Cross-language morphological transfer in similar-script bilinguals

Psychonomic Bulletin & Review.


The current study explored cross-language morphological transfer mechanisms using a similar-script morphological translation priming paradigm in highly proficient unbalanced Turkish (first language; L1)–English (second language; L2) bilinguals. Using noncognate English and Turkish stimuli that shared a similar meaning with no form overlap (e.g., ice [Eng.] – buz [Tur.]), in Experiment 1, L2 English stem targets (e.g., ICE) were primed by affixed L1 nonwords (e.g., buzca [iceish]), nonaffixed L1 nonwords (e.g., buznak [iceald]), and unrelated L1 nonwords (e.g., tuşku [keyment]). The results revealed priming effects in both the affixed and nonaffixed nonword conditions relative to the unrelated control, and significantly larger priming in the affixed than the nonaffixed condition. In addition, enhanced cross-language morphological transfer effects were evidenced in bilinguals with an earlier age of L2 acquisition. In Experiment 2, English stem targets (e.g., ICE) were primed by nonaffixed L1 nonwords including translated stems (e.g., buznak [iceald]), semantically related stems (e.g., suzur [waterew]), and unrelated L1 nonwords (e.g., tuşzur [keyew]).
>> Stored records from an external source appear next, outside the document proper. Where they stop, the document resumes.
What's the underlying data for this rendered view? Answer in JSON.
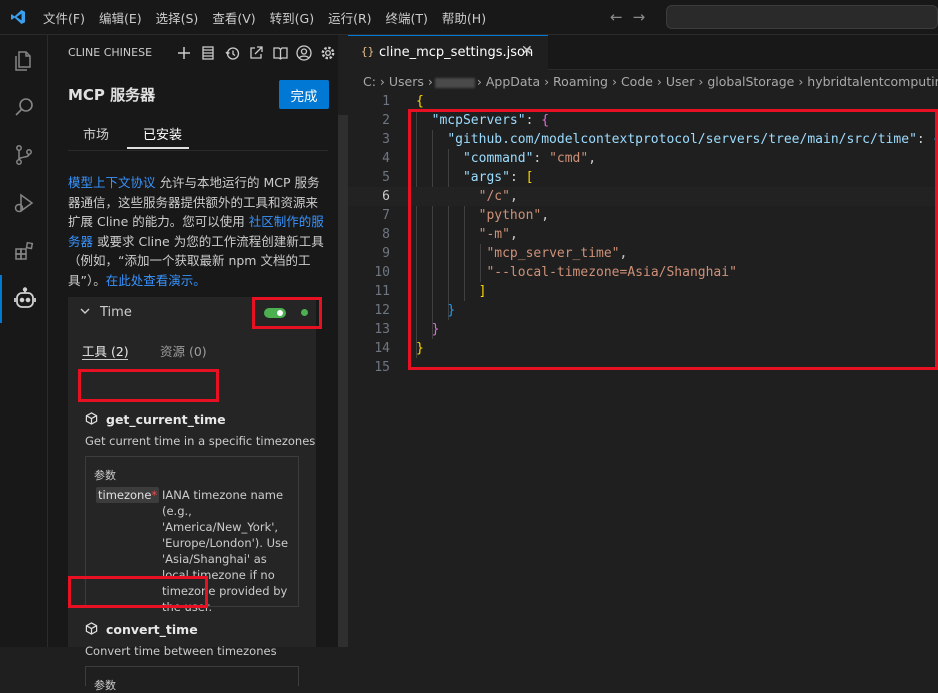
{
  "menu": [
    "文件(F)",
    "编辑(E)",
    "选择(S)",
    "查看(V)",
    "转到(G)",
    "运行(R)",
    "终端(T)",
    "帮助(H)"
  ],
  "activity_icons": [
    "explorer-icon",
    "search-icon",
    "source-control-icon",
    "run-debug-icon",
    "extensions-icon",
    "cline-robot-icon"
  ],
  "sidebar": {
    "title": "CLINE CHINESE",
    "header_icons": [
      "plus-icon",
      "database-icon",
      "history-icon",
      "popout-icon",
      "book-icon",
      "account-icon",
      "gear-icon"
    ]
  },
  "mcp": {
    "title": "MCP 服务器",
    "done_label": "完成",
    "tabs": [
      "市场",
      "已安装"
    ],
    "desc": {
      "link1": "模型上下文协议",
      "text1": " 允许与本地运行的 MCP 服务器通信，这些服务器提供额外的工具和资源来扩展 Cline 的能力。您可以使用 ",
      "link2": "社区制作的服务器",
      "text2": " 或要求 Cline 为您的工作流程创建新工具（例如，“添加一个获取最新 npm 文档的工具”）。",
      "link3": "在此处查看演示。"
    },
    "server": {
      "name": "Time",
      "enabled": true,
      "status_color": "#4caf50",
      "tabs": [
        "工具 (2)",
        "资源 (0)"
      ],
      "tools": [
        {
          "name": "get_current_time",
          "description": "Get current time in a specific timezones",
          "params_label": "参数",
          "param_name": "timezone",
          "param_required": "*",
          "param_desc": "IANA timezone name (e.g., 'America/New_York', 'Europe/London'). Use 'Asia/Shanghai' as local timezone if no timezone provided by the user."
        },
        {
          "name": "convert_time",
          "description": "Convert time between timezones",
          "params_label": "参数"
        }
      ]
    }
  },
  "editor": {
    "tab_icon": "{}",
    "tab_name": "cline_mcp_settings.json",
    "breadcrumb": {
      "part1": "C: › Users ›",
      "part2": "› AppData › Roaming › Code › User › globalStorage › hybridtalentcomputing."
    },
    "line_numbers": [
      "1",
      "2",
      "3",
      "4",
      "5",
      "6",
      "7",
      "8",
      "9",
      "10",
      "11",
      "12",
      "13",
      "14",
      "15"
    ],
    "current_line": 6,
    "code": {
      "l1": "{",
      "l2_key": "\"mcpServers\"",
      "l3_key": "\"github.com/modelcontextprotocol/servers/tree/main/src/time\"",
      "l4_key": "\"command\"",
      "l4_val": "\"cmd\"",
      "l5_key": "\"args\"",
      "l6": "\"/c\"",
      "l7": "\"python\"",
      "l8": "\"-m\"",
      "l9": "\"mcp_server_time\"",
      "l10": "\"--local-timezone=Asia/Shanghai\""
    }
  },
  "highlight_color": "#e81123"
}
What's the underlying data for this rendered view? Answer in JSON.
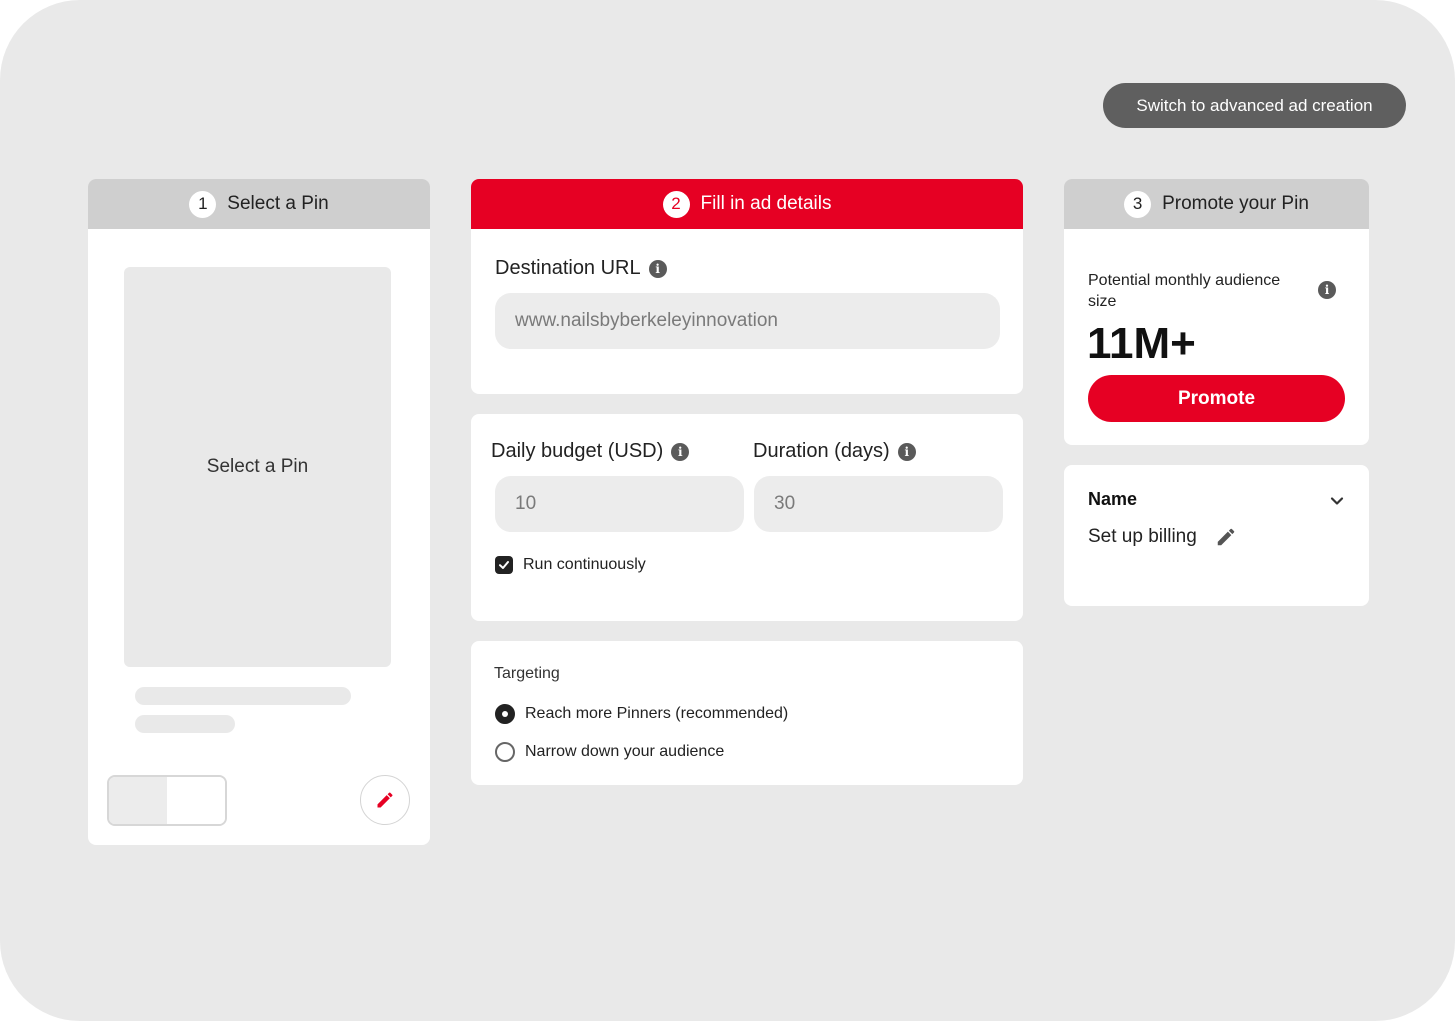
{
  "header": {
    "advanced_button_label": "Switch to advanced ad creation"
  },
  "steps": [
    {
      "number": "1",
      "title": "Select a Pin"
    },
    {
      "number": "2",
      "title": "Fill in ad details"
    },
    {
      "number": "3",
      "title": "Promote your Pin"
    }
  ],
  "select_pin": {
    "placeholder_label": "Select a Pin"
  },
  "ad_details": {
    "destination_url_label": "Destination URL",
    "destination_url_placeholder": "www.nailsbyberkeleyinnovation",
    "daily_budget_label": "Daily budget (USD)",
    "daily_budget_placeholder": "10",
    "duration_label": "Duration (days)",
    "duration_placeholder": "30",
    "run_continuously_label": "Run continuously",
    "run_continuously_checked": true,
    "targeting_label": "Targeting",
    "targeting_options": [
      {
        "label": "Reach more Pinners (recommended)",
        "selected": true
      },
      {
        "label": "Narrow down your audience",
        "selected": false
      }
    ]
  },
  "promote": {
    "audience_label": "Potential monthly audience size",
    "audience_value": "11M+",
    "promote_button_label": "Promote",
    "name_label": "Name",
    "billing_label": "Set up billing"
  },
  "colors": {
    "brand_red": "#e60023",
    "dark_button": "#5f5f5f",
    "step_header_grey": "#cfcfcf"
  }
}
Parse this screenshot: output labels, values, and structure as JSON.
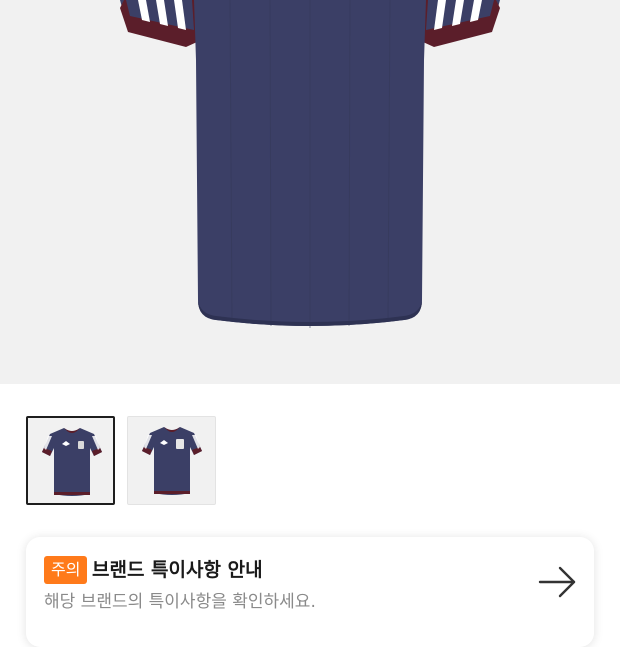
{
  "product": {
    "main_image": "navy-jersey-back-view",
    "colors": {
      "body": "#3b3f66",
      "trim": "#5b1e2a",
      "stripe": "#ffffff",
      "background": "#f1f1f1"
    },
    "thumbnails": [
      {
        "name": "navy-jersey-front",
        "selected": true
      },
      {
        "name": "navy-jersey-front-alt",
        "selected": false
      }
    ]
  },
  "notice": {
    "badge": "주의",
    "title": "브랜드 특이사항 안내",
    "description": "해당 브랜드의 특이사항을 확인하세요.",
    "arrow_icon": "arrow-right-icon",
    "badge_color": "#ff7a1a"
  }
}
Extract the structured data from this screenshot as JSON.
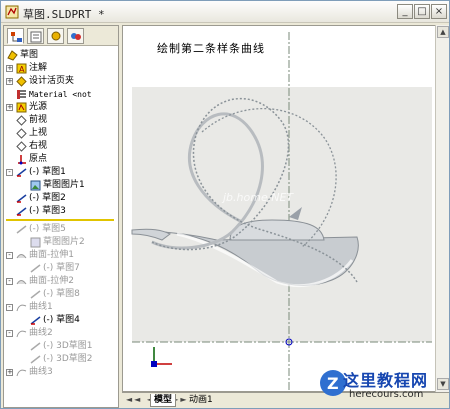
{
  "window": {
    "title": "草图.SLDPRT *",
    "buttons": {
      "minimize": "_",
      "maximize": "□",
      "close": "×"
    }
  },
  "panel_tabs": [
    "feature-manager",
    "property-manager",
    "configuration-manager",
    "display-manager"
  ],
  "tree": {
    "root": "草图",
    "items": [
      {
        "label": "注解",
        "icon": "annotation-icon",
        "greyed": false
      },
      {
        "label": "设计活页夹",
        "icon": "design-binder-icon",
        "greyed": false
      },
      {
        "label": "Material <not",
        "icon": "material-icon",
        "greyed": false
      },
      {
        "label": "光源",
        "icon": "light-icon",
        "greyed": false
      },
      {
        "label": "前视",
        "icon": "plane-icon",
        "greyed": false
      },
      {
        "label": "上视",
        "icon": "plane-icon",
        "greyed": false
      },
      {
        "label": "右视",
        "icon": "plane-icon",
        "greyed": false
      },
      {
        "label": "原点",
        "icon": "origin-icon",
        "greyed": false
      },
      {
        "label": "(-) 草图1",
        "icon": "sketch-icon",
        "greyed": false
      },
      {
        "label": "草图图片1",
        "icon": "sketch-picture-icon",
        "greyed": false
      },
      {
        "label": "(-) 草图2",
        "icon": "sketch-icon",
        "greyed": false
      },
      {
        "label": "(-) 草图3",
        "icon": "sketch-icon",
        "greyed": false
      },
      {
        "label": "(-) 草图5",
        "icon": "sketch-icon",
        "greyed": true
      },
      {
        "label": "草图图片2",
        "icon": "sketch-picture-icon",
        "greyed": true
      },
      {
        "label": "曲面-拉伸1",
        "icon": "surface-icon",
        "greyed": true
      },
      {
        "label": "(-) 草图7",
        "icon": "sketch-icon",
        "greyed": true
      },
      {
        "label": "曲面-拉伸2",
        "icon": "surface-icon",
        "greyed": true
      },
      {
        "label": "(-) 草图8",
        "icon": "sketch-icon",
        "greyed": true
      },
      {
        "label": "曲线1",
        "icon": "curve-icon",
        "greyed": true
      },
      {
        "label": "(-) 草图4",
        "icon": "sketch-icon",
        "greyed": false
      },
      {
        "label": "曲线2",
        "icon": "curve-icon",
        "greyed": true
      },
      {
        "label": "(-) 3D草图1",
        "icon": "sketch3d-icon",
        "greyed": true
      },
      {
        "label": "(-) 3D草图2",
        "icon": "sketch3d-icon",
        "greyed": true
      },
      {
        "label": "曲线3",
        "icon": "curve-icon",
        "greyed": true
      }
    ]
  },
  "viewport": {
    "caption": "绘制第二条样条曲线",
    "watermark": "jb.home.NET"
  },
  "bottom_tabs": {
    "model": "模型",
    "animation": "动画1",
    "nav": "◄◄ ◄ ► ►►"
  },
  "brand": {
    "title": "这里教程网",
    "url": "herecours.com",
    "logo": "Z"
  },
  "colors": {
    "accent_yellow": "#e1c400",
    "frame_blue": "#7f9db9",
    "brand_blue": "#1646b0"
  }
}
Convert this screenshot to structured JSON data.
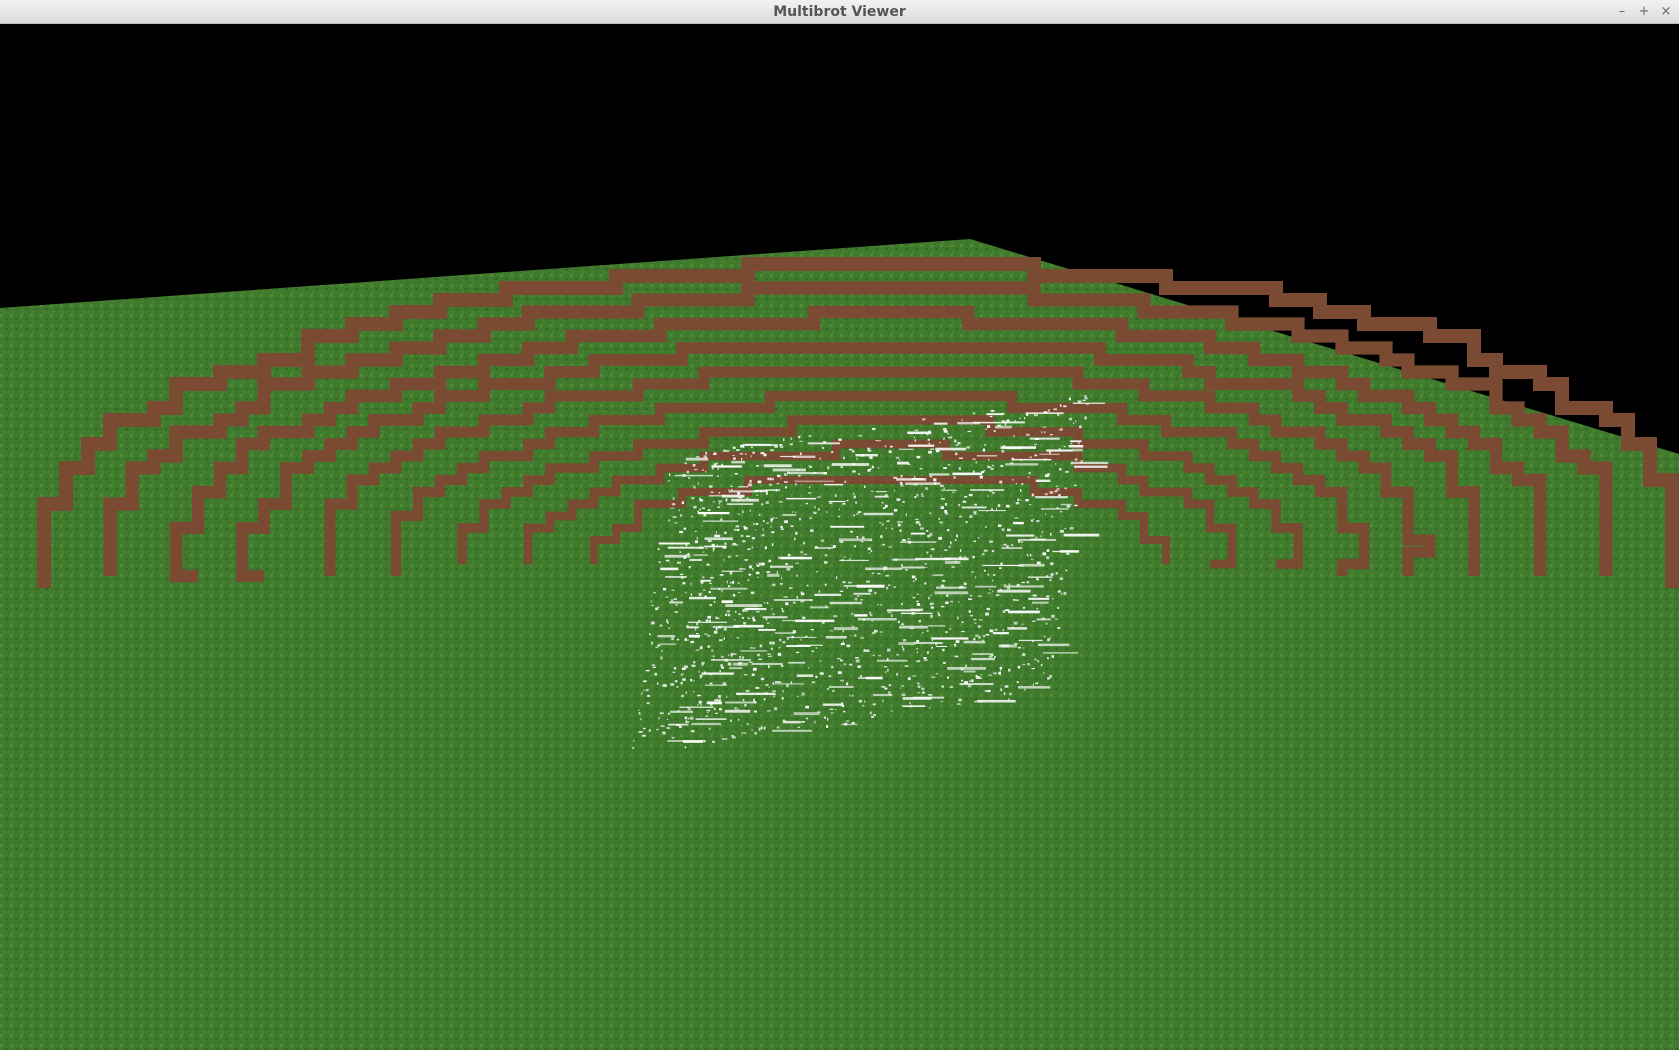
{
  "window": {
    "title": "Multibrot Viewer",
    "buttons": {
      "minimize": "–",
      "maximize": "+",
      "close": "×"
    }
  },
  "scene": {
    "sky_color": "#000000",
    "grass_color": "#3f7a2d",
    "grass_light": "#4e8c36",
    "dirt_color": "#7a4b32",
    "fractal_color": "#ffffff",
    "terrace_count": 9
  }
}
The results showed significantly larger priming effects in the translated condition compared with the semantic and unrelated control conditions, with no priming in the semantic condition relative to the unrelated condition, suggesting that cross-language morphological priming effects were specifically due to the lexico-semantic relationship between the embedded word and its translation equivalent.